SA Bugzilla – Bug 1050
proposal: allow transforms for tests
Last modified: 2004-11-30 10:10:25 UTC
Proposal to add a new type of test: word sequence. body tests generally use whitespace between words as a delimiter. For a word sequence test, we could use one or more tr/// operations (different ones for different rules) before running the test. Perhaps the tr/// operations could be generalized, but there may be some issues such as internationalization that would need to be worked out. The tests would work something like the current spam phrase engine: tr/A-Za-z/ /cs; tr/A-Z/a-z/; for (split) { test internals } Except the tr// sequence would be specific to each rule and then the split could just operate on the second argument of the tr//cs operation. In this case, spaces. Now for rules. We have a few ways to go here, but I suspect sticking with perl regular expressions would be the best bet since that's what we're used to writing. Then this is really just a transform done before "body" tests. For example, take a simple word sequence test where the string is long enough that we don't really care about whitespace or other intervening characters. original: body USE_IDENTITY /using your identity/i new: body USE_IDENTITY tr/A-Za-z//cd; /usingyouridentity/i Another, more cautious version would use non-letters as delimiters to arrive at this: body USE_IDENTITY tr/A-Za-z/ /cs; /using your identity/i If certain transforms become common, we could use aliases, for example: body USE_IDENTITY EN_SPACE; /using your identity/i We could also allow s/// substitutions, but that would have more overhead and we should avoid it if possible. tr/// is much faster. Already with this proposal, we would have to make a copy of each line being tested to avoid changing it. In case it isn't obvious why I am proposing this, see bug 1047.

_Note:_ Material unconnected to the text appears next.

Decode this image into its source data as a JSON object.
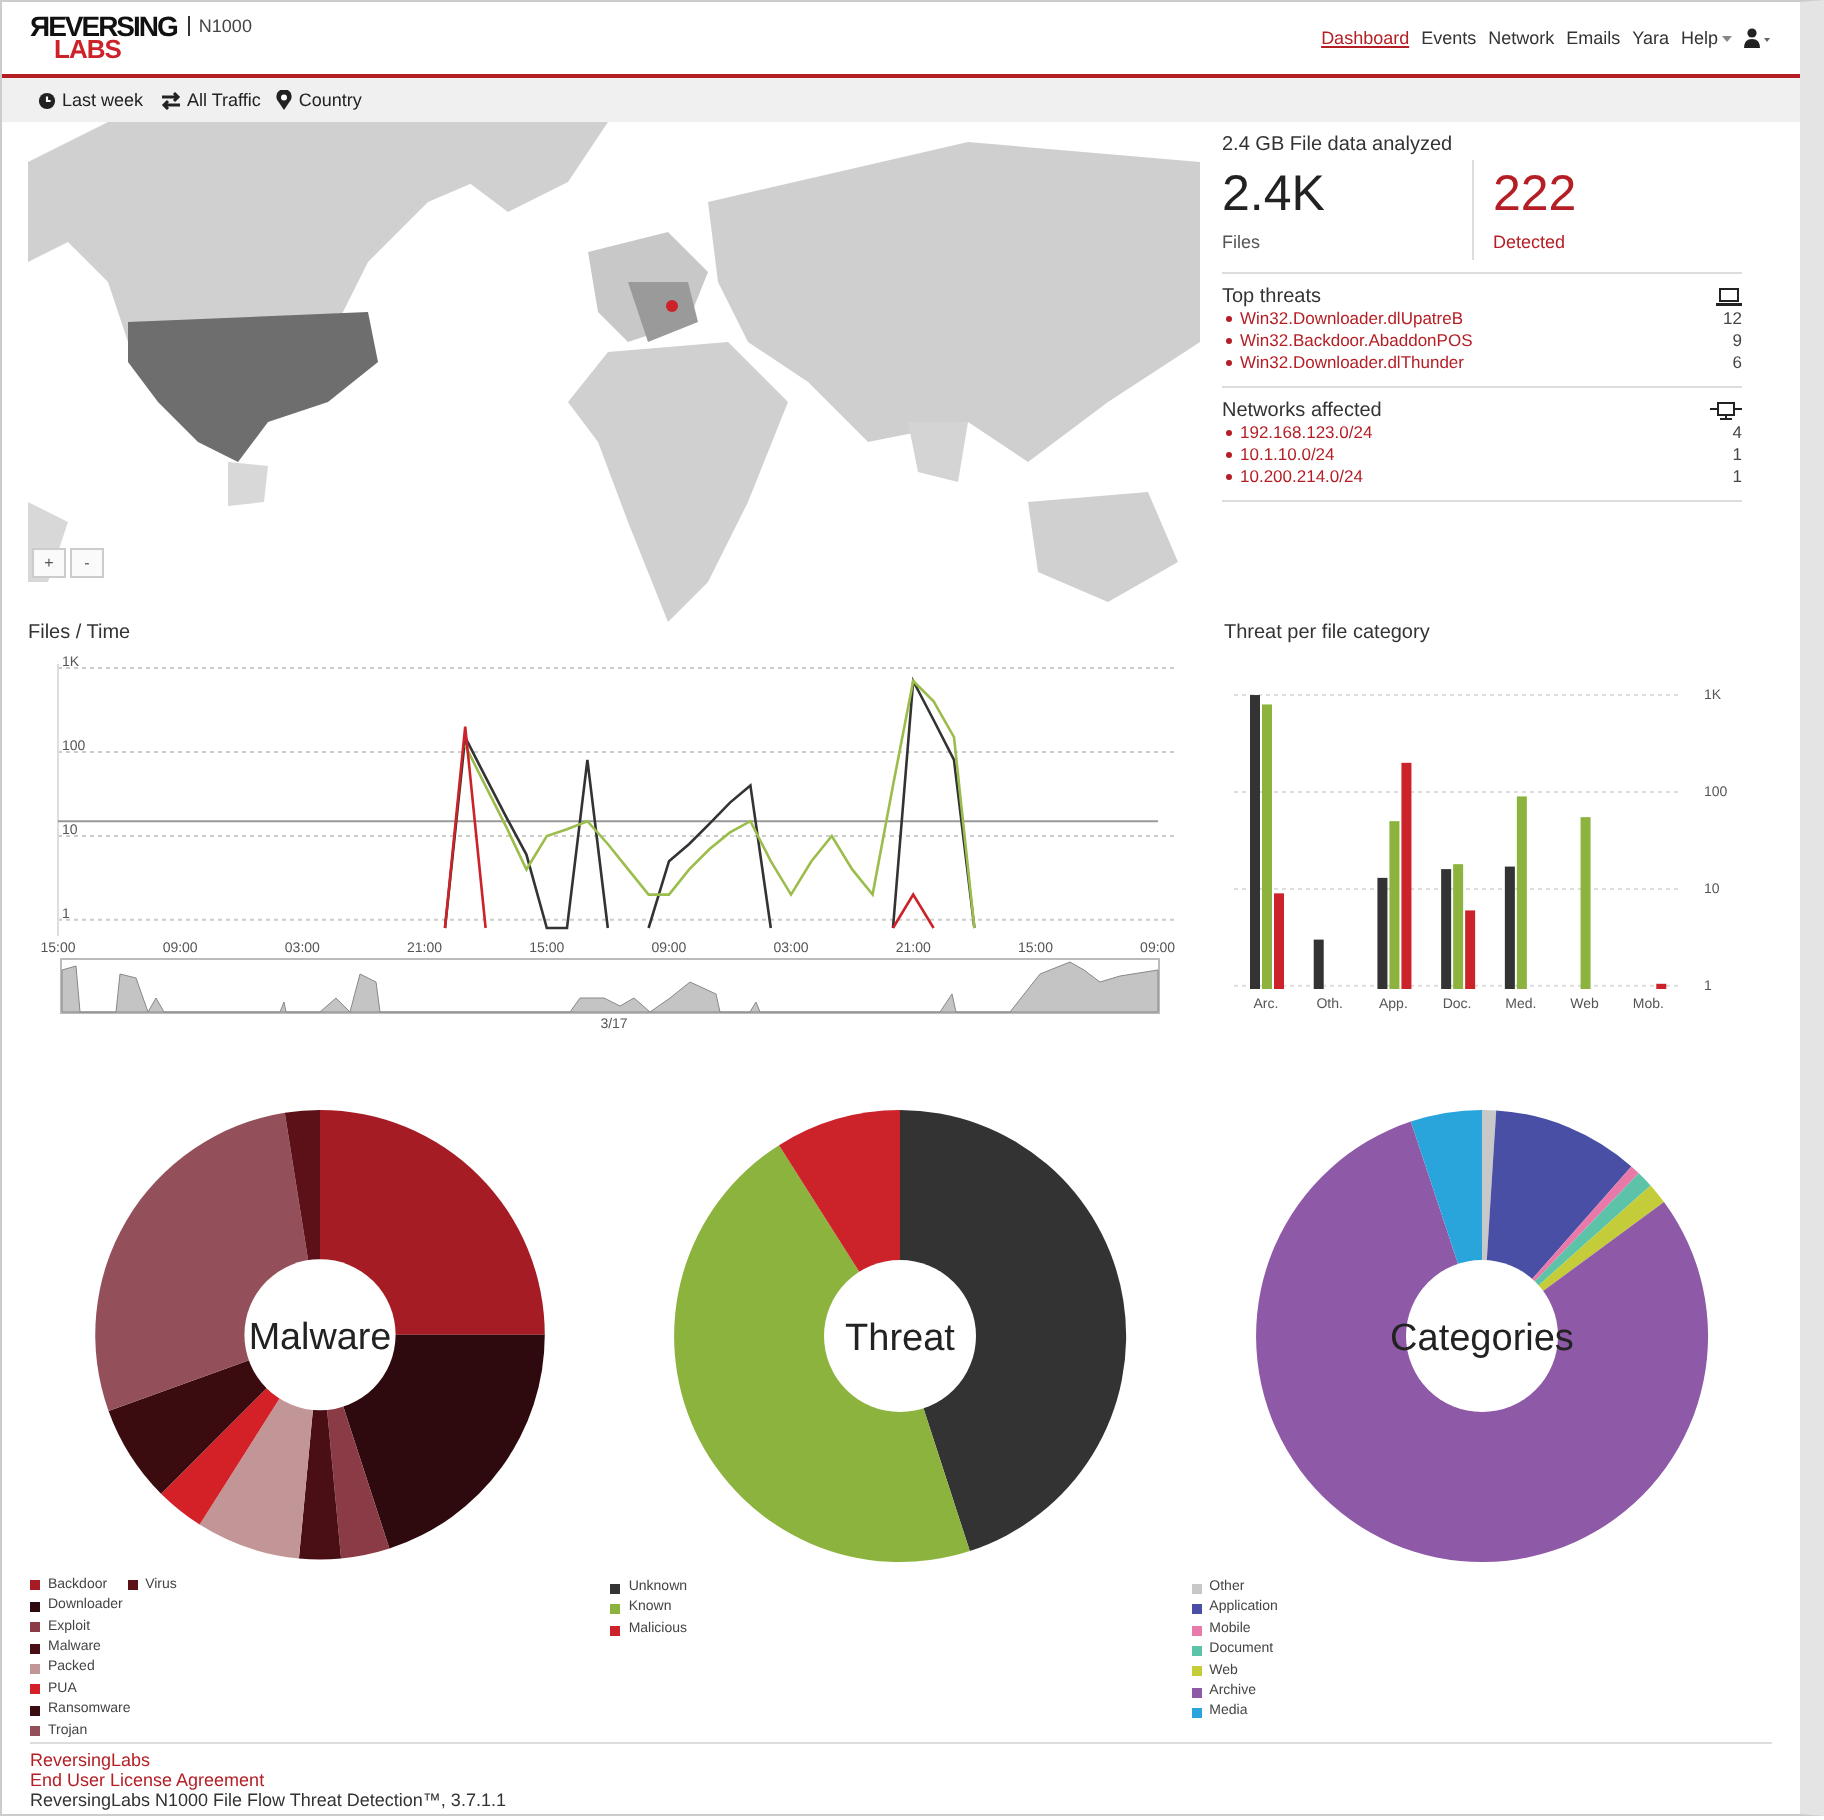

*** Bug 1047 has been marked as a duplicate of this bug. ***
I just want to add my vote of support for coming up with some way around the non-whitespace problem. I'm starting to see a lot more spam with every word in the subject in squotes, sometimes even doubled squotes. Here's an example: Subject: ''Free'' Shipping 'offer' - Inkjet ''Cartridges'' - up to 80% off Unfortunately, I'm not familiar enough with SA to suggest which alternative might be the best.
not sure if it'll be necessary -- bayes will catch it nicely I should think. our tokenizer can cope with that just fine.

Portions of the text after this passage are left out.